Août 18

VA-T-ON TIRER LA LEÇON DES ACCIDENTS MILITAIRES RUSSES ? NEUF INDIVIDUS PRÊTS À FAIRE SAUTER LA PLANÈTE. QUE FAIT LE PARLEMENT FRANÇAIS POUR LES NEUTRALISER ?

Ils sont 9, autant qu’on sache, à avoir le doigt sur le bouton atomique. Neuf chefs d’États dotés d’armes nucléaires (peut-être dix si l’Arabie saoudite en a aussi), prêts à les faire exploser à tout moment pour la bonne cause : la leur, bien sûr.

Vont-ils entendre le terrible coup de semonce que leur a lancé le 8 août dernier l’explosion du missile expérimental russe à propulsion nucléaire, baptisé « Déluge » par l’OTAN, qui a fait 5 morts sur la base de Nionoska, non loin de Severodvinsk ? Rien n’est moins sûr. L’explosion et l’incendie qui, dans la même région, avaient tué un mois plus tôt 14 officiers à bord du sous-marin de recherches ultra-secret AS-12 « Locharik », lui aussi à propulsion nucléaire, n’y avait pas suffi.

Réagissant à l’accident, Derek Johnson, directeur exécutif du mouvement international Global Zero pour l’élimination de toutes les armes nucléaires vient de publier une déclaration où il dit notamment :

« S’agissant d’armes nucléaires, les États-Unis et la Russie sont les pires délinquants du monde – les deux pays prodiguent des centaines de milliards de dollars pour moderniser leurs énormes arsenaux – mais l’accident de Nionoska suggère que la Russie passe au niveau supérieur. Une tête nucléaire capable de réduire en cendres une ville entière est déjà bien assez mauvaise, mais flanquez-la sur un système de délivrance à propulsion nucléaire et vous avez entre les mains quelque chose de franchement instable – jusqu’à l’idiotie. C’est la raison pour laquelle les États-Unis ont renoncé à développer, il y a un demi-siècle, un missile de croisière du même genre à propulsion nucléaire : ces choses sont énormément dangereuses, trop dangereuses même pour les essayer.

« Vladimir Poutine poursuit cette arme fantasmatique afin de déjouer les systèmes de défense des États-Unis – ces systèmes survendus au public américain et aux gouvernements étrangers en dépit de leurs résultats fort incertains. Et tandis que Donald Trump prétend que les États-Unis possèdent déjà une version plus avancée de ce type de missile de croisière, ce qui est dépourvu de réalité, son administration s’apprête probablement à doubler la mise sur des capacités douteuses et de dangereux systèmes d’armes qui ne feront qu’accroître le risque déjà inacceptable de conflit nucléaire.

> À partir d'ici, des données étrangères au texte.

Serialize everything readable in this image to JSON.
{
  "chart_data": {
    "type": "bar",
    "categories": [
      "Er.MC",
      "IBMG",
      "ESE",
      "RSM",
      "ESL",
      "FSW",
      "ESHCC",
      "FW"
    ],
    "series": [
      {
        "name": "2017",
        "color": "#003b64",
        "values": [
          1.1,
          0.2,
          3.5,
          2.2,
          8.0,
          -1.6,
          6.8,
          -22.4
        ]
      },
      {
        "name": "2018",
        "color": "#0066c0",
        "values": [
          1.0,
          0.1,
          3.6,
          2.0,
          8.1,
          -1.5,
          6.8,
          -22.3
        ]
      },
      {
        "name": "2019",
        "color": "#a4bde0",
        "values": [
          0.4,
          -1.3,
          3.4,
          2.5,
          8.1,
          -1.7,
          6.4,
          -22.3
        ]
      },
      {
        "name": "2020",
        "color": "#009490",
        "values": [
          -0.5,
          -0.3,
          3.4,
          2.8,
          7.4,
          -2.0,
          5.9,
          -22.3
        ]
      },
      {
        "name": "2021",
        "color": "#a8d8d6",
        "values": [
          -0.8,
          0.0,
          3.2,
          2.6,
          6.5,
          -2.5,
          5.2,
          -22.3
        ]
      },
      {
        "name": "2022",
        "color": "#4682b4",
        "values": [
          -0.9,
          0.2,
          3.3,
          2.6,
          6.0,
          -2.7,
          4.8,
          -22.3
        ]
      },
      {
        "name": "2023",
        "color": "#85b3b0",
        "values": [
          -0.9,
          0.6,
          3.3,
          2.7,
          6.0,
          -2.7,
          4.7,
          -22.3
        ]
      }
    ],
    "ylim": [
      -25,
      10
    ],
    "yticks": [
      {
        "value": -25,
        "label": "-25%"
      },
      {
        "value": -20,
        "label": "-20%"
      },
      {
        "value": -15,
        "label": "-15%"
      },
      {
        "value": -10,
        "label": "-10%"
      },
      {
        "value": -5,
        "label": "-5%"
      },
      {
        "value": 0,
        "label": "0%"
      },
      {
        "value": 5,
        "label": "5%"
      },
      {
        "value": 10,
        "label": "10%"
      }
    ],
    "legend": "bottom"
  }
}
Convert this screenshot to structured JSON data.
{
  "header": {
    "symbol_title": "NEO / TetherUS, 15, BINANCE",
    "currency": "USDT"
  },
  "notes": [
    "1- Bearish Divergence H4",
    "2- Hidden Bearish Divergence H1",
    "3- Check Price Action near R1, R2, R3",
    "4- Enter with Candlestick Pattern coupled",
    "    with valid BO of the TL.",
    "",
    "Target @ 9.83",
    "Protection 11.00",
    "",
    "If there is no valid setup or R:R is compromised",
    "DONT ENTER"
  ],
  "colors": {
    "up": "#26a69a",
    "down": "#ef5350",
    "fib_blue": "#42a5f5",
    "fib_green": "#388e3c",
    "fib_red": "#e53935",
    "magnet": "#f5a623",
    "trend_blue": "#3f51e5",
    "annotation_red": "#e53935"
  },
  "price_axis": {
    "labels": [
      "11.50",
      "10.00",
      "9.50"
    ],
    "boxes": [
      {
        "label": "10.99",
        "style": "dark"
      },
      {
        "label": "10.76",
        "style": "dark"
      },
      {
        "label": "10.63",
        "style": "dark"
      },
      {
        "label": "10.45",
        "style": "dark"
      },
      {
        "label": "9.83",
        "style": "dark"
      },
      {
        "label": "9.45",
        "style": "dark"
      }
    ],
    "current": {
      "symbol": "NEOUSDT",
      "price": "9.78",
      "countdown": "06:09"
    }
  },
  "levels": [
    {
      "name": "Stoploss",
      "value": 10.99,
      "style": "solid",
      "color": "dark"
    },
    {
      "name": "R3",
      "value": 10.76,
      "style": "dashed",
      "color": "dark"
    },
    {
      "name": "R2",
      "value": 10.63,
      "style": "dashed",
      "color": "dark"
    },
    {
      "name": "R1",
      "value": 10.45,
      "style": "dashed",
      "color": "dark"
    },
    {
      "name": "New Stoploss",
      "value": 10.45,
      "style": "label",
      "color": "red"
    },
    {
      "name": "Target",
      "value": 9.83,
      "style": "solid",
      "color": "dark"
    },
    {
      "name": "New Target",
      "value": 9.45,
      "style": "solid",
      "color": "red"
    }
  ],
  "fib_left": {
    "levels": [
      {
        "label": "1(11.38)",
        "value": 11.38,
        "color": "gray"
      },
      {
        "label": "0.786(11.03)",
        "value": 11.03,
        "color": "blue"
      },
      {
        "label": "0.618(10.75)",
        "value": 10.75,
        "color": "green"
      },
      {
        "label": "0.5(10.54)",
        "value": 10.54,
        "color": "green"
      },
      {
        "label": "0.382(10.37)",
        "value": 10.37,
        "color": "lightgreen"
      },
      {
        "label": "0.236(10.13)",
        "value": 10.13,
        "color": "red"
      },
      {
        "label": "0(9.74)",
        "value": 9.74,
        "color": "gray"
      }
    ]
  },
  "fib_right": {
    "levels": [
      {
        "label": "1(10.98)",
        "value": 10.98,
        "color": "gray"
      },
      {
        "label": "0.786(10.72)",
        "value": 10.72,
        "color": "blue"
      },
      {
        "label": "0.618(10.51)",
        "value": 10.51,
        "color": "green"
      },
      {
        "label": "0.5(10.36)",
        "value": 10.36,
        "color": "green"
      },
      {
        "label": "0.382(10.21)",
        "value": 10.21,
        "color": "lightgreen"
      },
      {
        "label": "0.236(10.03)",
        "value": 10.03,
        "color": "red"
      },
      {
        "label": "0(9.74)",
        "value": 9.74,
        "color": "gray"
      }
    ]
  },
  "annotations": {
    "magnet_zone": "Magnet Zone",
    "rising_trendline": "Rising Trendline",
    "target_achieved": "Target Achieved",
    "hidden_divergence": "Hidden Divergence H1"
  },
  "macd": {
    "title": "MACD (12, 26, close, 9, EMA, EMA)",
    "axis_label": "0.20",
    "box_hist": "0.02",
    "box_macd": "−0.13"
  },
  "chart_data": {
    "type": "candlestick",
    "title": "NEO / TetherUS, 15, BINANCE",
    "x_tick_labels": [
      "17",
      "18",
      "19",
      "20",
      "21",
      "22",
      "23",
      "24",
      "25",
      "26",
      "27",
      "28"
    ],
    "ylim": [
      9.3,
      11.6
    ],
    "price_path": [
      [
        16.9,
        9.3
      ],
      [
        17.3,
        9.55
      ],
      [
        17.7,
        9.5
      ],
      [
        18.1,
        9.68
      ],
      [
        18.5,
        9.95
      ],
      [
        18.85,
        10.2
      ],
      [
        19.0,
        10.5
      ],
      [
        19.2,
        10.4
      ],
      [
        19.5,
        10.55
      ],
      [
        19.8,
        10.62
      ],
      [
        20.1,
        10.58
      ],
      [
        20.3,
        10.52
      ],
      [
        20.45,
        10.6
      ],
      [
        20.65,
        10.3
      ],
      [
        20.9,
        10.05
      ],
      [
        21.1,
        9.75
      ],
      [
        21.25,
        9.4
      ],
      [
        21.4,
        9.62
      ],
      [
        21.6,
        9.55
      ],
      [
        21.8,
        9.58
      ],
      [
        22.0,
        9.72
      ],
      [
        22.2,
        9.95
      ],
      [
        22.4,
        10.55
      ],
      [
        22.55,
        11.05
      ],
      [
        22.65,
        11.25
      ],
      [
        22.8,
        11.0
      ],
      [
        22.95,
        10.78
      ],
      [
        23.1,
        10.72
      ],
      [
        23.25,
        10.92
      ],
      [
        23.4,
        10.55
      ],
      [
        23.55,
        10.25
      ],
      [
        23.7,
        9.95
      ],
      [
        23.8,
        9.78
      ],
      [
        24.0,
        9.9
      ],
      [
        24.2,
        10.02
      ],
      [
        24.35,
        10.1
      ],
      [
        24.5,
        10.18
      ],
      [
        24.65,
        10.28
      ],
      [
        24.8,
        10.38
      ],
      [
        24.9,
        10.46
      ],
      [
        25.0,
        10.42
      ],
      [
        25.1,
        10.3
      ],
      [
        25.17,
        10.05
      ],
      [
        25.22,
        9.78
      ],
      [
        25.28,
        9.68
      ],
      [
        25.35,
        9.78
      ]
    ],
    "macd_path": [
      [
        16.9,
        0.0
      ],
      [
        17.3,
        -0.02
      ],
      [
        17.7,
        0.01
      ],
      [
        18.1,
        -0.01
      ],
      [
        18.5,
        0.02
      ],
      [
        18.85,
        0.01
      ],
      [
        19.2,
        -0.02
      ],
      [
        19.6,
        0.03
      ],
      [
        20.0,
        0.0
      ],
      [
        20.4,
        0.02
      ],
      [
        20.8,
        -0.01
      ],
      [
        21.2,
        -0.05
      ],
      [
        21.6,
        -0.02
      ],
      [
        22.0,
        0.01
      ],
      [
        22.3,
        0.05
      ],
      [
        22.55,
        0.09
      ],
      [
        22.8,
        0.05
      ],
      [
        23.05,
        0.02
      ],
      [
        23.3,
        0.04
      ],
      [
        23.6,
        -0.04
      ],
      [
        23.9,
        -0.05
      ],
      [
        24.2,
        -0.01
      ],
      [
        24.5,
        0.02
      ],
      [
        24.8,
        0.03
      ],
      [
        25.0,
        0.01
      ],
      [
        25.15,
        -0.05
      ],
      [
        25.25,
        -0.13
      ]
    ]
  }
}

« Ce qui s’est produit la semaine dernière à Nionoska met en évidence à quel point dramatique la Russie et les États-Unis se meuvent dans la mauvaise direction. Nous nous écartons de plus en plus loin et de plus en plus vite du principe selon lequel « une guerre nucléaire ne peut pas être gagnée et ne doit jamais être livrée ». Washington et Moscou feraient bien de se rappeler les dures leçons de la Guerre Froide – et cesser de saper les progrès constants qui ont ramené les arsenaux nucléaires de leur pic de 70 000 armes en 1986 à moins de 14 000 aujourd’hui. Davantage d’armes nucléaires ne signifie pas davantage de sécurité ; il est urgent que nous changions de route. »

Changer de route, c’est ce que veulent 85% des Français d’après l’IFOP. Ils veulent « que la France participe à l’abolition des armes nucléaires et radioactives et engage avec l’ensemble des États concernés des négociations visant à établir, ratifier et appliquer un traité d’interdiction et d’élimination complète des armes nucléaires et radioactives, sous un contrôle mutuel et international strict et efficace« . Ils veulent pouvoir le dire par référendum.

Députés et sénateurs peuvent le leur permettre en répondant à l’APPEL AU PARLEMENT FRANÇAIS qui leur a été lancé à Saintes le 6 août 2019.